The forth Bishop of New York, and its first Archbishop, Dagger John found success as a leader through an Irish temper and wit which culminated in his piety. He was successful because he was thoroughly apostolic.
I will leave it to you to discover more about him. Although I caution that the worldlings try to paint him as some sort of open border, anti-racist, pro-BLM activist bishop. Forget all that. He was an Irish Archbishop who built NYC's first Catholic schools, defended his flock taking the fight directly to the wolves, and worked tirelessly to lift his flock from the dregs and improve their lot.
Curiously, he has enemies on our side of the aisle as well, those with far more free time than I to spend painting him as some Americanist bishop.
I would hardly paint one as an Americanist who stated the sole ambition of Catholicism to be:
"to convert all Pagan nations, and all Protestant nations. . . . Our mission [is] to convert the world –including the inhabitants of the United States – the people of the cities, and the people of the country, . . . the Legislatures, the Senate, the Cabinet, the President, and all!" From a lecture given in 1850, The Decline of Protestantism and it's causes.
His greatest gotcha has to be his great desire to build a new St. Patrick's in the "middle of nowhere" Manhattan. Known as Dagger John's Folly, or Hughes' Folly, the current Cathedral was begun under his watch, but he died before it was completed. He held from his first day in the episcopate that Manhattan would soon be overrun and overpopulated, the greater city of New York as well. So he desired to be pastoral about the placement of his new Cathedral. He chose the woods. Approximately the middle of Manhattan island. He was chided, reviled, called a spendthrift, and laughed at even by his own.
That woods is now known to us moderns as 5th Avenue NYC.

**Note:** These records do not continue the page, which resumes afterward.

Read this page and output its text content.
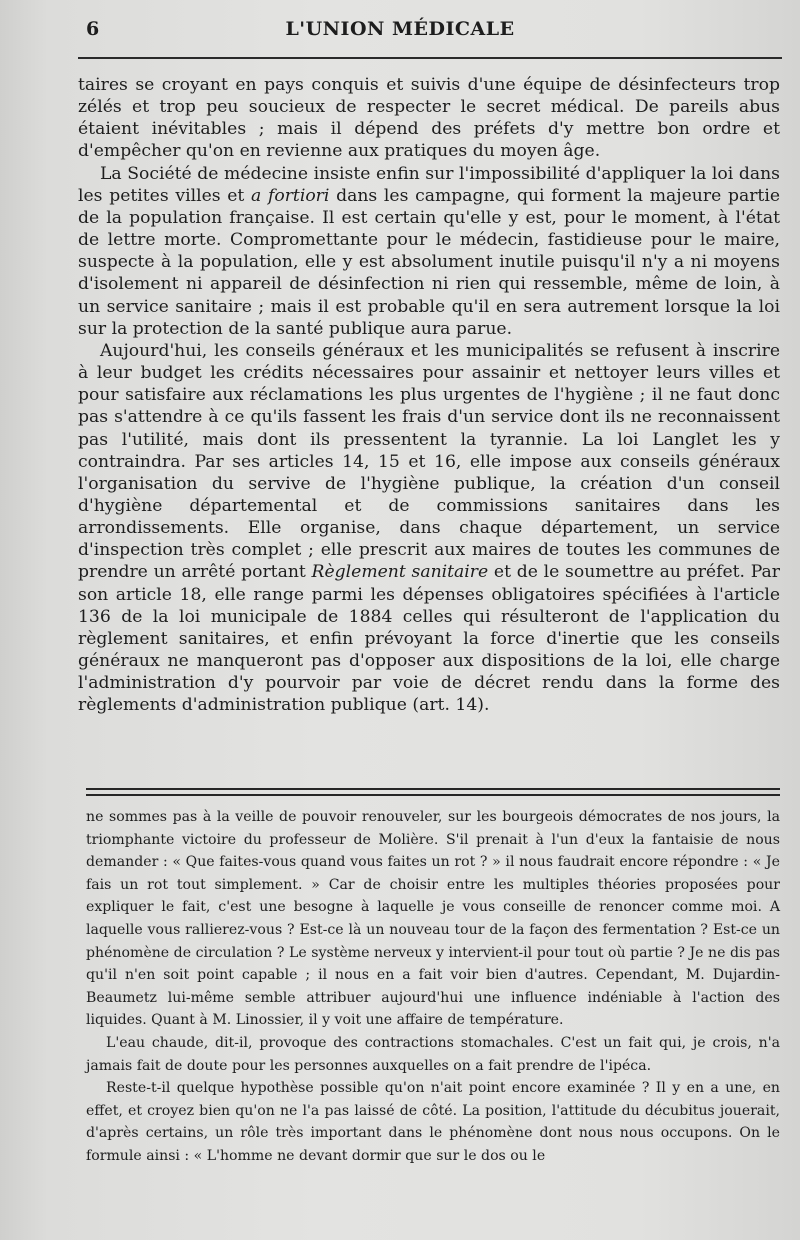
6	L'UNION MÉDICALE

taires se croyant en pays conquis et suivis d'une équipe de désinfecteurs trop zélés et trop peu soucieux de respecter le secret médical. De pareils abus étaient inévitables ; mais il dépend des préfets d'y mettre bon ordre et d'empêcher qu'on en revienne aux pratiques du moyen âge.

La Société de médecine insiste enfin sur l'impossibilité d'appliquer la loi dans les petites villes et a fortiori dans les campagne, qui forment la majeure partie de la population française. Il est certain qu'elle y est, pour le moment, à l'état de lettre morte. Compromettante pour le médecin, fastidieuse pour le maire, suspecte à la population, elle y est absolument inutile puisqu'il n'y a ni moyens d'isolement ni appareil de désinfection ni rien qui ressemble, même de loin, à un service sanitaire ; mais il est probable qu'il en sera autrement lorsque la loi sur la protection de la santé publique aura parue.

Aujourd'hui, les conseils généraux et les municipalités se refusent à inscrire à leur budget les crédits nécessaires pour assainir et nettoyer leurs villes et pour satisfaire aux réclamations les plus urgentes de l'hygiène ; il ne faut donc pas s'attendre à ce qu'ils fassent les frais d'un service dont ils ne reconnaissent pas l'utilité, mais dont ils pressentent la tyrannie. La loi Langlet les y contraindra. Par ses articles 14, 15 et 16, elle impose aux conseils généraux l'organisation du servive de l'hygiène publique, la création d'un conseil d'hygiène départemental et de commissions sanitaires dans les arrondissements. Elle organise, dans chaque département, un service d'inspection très complet ; elle prescrit aux maires de toutes les communes de prendre un arrêté portant Règlement sanitaire et de le soumettre au préfet. Par son article 18, elle range parmi les dépenses obligatoires spécifiées à l'article 136 de la loi municipale de 1884 celles qui résulteront de l'application du règlement sanitaires, et enfin prévoyant la force d'inertie que les conseils généraux ne manqueront pas d'opposer aux dispositions de la loi, elle charge l'administration d'y pourvoir par voie de décret rendu dans la forme des règlements d'administration publique (art. 14).

ne sommes pas à la veille de pouvoir renouveler, sur les bourgeois démocrates de nos jours, la triomphante victoire du professeur de Molière. S'il prenait à l'un d'eux la fantaisie de nous demander : « Que faites-vous quand vous faites un rot ? » il nous faudrait encore répondre : « Je fais un rot tout simplement. » Car de choisir entre les multiples théories proposées pour expliquer le fait, c'est une besogne à laquelle je vous conseille de renoncer comme moi. A laquelle vous rallierez-vous ? Est-ce là un nouveau tour de la façon des fermentation ? Est-ce un phénomène de circulation ? Le système nerveux y intervient-il pour tout où partie ? Je ne dis pas qu'il n'en soit point capable ; il nous en a fait voir bien d'autres. Cependant, M. Dujardin-Beaumetz lui-même semble attribuer aujourd'hui une influence indéniable à l'action des liquides. Quant à M. Linossier, il y voit une affaire de température.

L'eau chaude, dit-il, provoque des contractions stomachales. C'est un fait qui, je crois, n'a jamais fait de doute pour les personnes auxquelles on a fait prendre de l'ipéca.

Reste-t-il quelque hypothèse possible qu'on n'ait point encore examinée ? Il y en a une, en effet, et croyez bien qu'on ne l'a pas laissé de côté. La position, l'attitude du décubitus jouerait, d'après certains, un rôle très important dans le phénomène dont nous nous occupons. On le formule ainsi : « L'homme ne devant dormir que sur le dos ou le
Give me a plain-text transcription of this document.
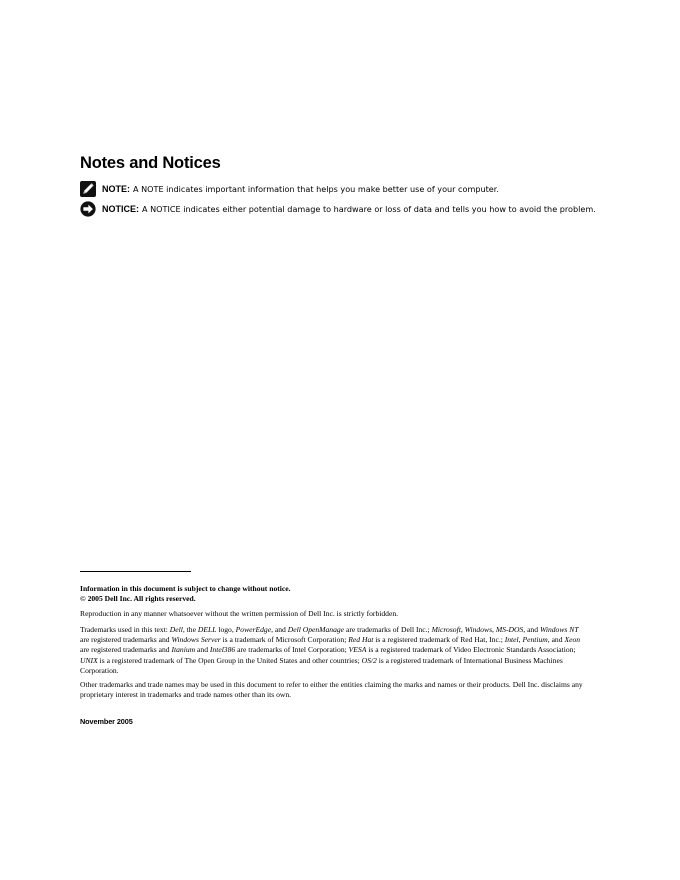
Notes and Notices
NOTE: A NOTE indicates important information that helps you make better use of your computer.
NOTICE: A NOTICE indicates either potential damage to hardware or loss of data and tells you how to avoid the problem.

Information in this document is subject to change without notice.

© 2005 Dell Inc. All rights reserved.

Reproduction in any manner whatsoever without the written permission of Dell Inc. is strictly forbidden.

Trademarks used in this text: Dell, the DELL logo, PowerEdge, and Dell OpenManage are trademarks of Dell Inc.; Microsoft, Windows, MS-DOS, and Windows NT are registered trademarks and Windows Server is a trademark of Microsoft Corporation; Red Hat is a registered trademark of Red Hat, Inc.; Intel, Pentium, and Xeon are registered trademarks and Itanium and Intel386 are trademarks of Intel Corporation; VESA is a registered trademark of Video Electronic Standards Association; UNIX is a registered trademark of The Open Group in the United States and other countries; OS/2 is a registered trademark of International Business Machines Corporation.

Other trademarks and trade names may be used in this document to refer to either the entities claiming the marks and names or their products. Dell Inc. disclaims any proprietary interest in trademarks and trade names other than its own.

November 2005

No kidding. A beacon of faith to the faithless. Christ the King in the Center of it all, 10 blocks from Central Park and Trump Tower. Think of all those rabid materialists frequenting Saks, Nike, Legoland, and the like, those sinners at Rockefeller Center, folks on their way to to the broadway-est of Broadway Shows.
The tree lighting! The ice skating! New York, New York. The city so nice they named it twice!
All of them, they will all have to maybe, just maybe walk past. And when they do, maybe, just maybe the building will catch their eye, and on a whim inspire exploration. And maybe, just maybe, they will think of their God and repent.
I know, folly indeed.
+For my Grandfather, Michael, an Irishman with a legacy who would have turned 92 on the great Saint's feast day just past. In your charity, perhaps an Ave or two for his soul?